Nel caso che ne occupa la Corte territoriale ha fatto corretto riferimento ai surricordati criteri generali ed astratti per l’individuazione dei parametri distintivi tra associazione in partecipazione e lavoro subordinato, motivando il proprio convincimento in termini (quali esposti nello storico di lite) coerenti con le risultanze istruttorie esaminate ed immuni da vizi logici, cosicchè la decisione non viene scalfita dalle censure svolte, le quali si risolvono nella richiesta, inammissibile in questa sede, di un riesame delle emergenze probatorie, nessuna delle quali, per quanto esposto in ricorso, risulta peraltro relativa a circostanze che, ove non espressamente richiamate dalla Corte territoriale, appaiano di per sè caratterizzate da decisività in senso contrario a quanto ritenuto nella sentenza impugnata.

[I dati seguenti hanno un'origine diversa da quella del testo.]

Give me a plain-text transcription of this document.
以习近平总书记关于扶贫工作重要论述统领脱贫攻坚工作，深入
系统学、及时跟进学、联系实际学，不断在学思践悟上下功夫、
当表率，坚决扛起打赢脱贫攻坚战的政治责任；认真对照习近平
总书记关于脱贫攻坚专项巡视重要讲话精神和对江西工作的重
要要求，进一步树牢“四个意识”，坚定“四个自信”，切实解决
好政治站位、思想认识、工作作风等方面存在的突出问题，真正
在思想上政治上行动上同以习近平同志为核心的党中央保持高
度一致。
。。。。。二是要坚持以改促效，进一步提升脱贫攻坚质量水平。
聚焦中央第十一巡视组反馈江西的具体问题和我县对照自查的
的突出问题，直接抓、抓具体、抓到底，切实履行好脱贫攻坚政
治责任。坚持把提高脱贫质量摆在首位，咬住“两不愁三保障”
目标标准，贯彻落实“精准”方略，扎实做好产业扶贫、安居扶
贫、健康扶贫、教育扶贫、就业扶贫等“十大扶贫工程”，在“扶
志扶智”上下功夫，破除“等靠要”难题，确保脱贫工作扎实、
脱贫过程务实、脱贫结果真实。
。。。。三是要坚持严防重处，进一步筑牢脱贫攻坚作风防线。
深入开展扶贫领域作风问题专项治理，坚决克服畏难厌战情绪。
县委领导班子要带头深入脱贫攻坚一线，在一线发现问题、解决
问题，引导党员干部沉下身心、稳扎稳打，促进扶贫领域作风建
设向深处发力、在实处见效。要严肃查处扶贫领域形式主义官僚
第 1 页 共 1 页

3. Il ricorso va pertanto rigettato. Le spese, liquidate come in dispositivo, seguono la soccombenza.

PQM

La Corte rigetta il ricorso e condanna le ricorrenti alla rifusione delle spese di lite, che liquida in Euro 12,00, oltre ad Euro 3.000,00 (tremila) per onorari, spese generali, IVA e CPA come per legge.

Così deciso in Roma, il 10 marzo 2010.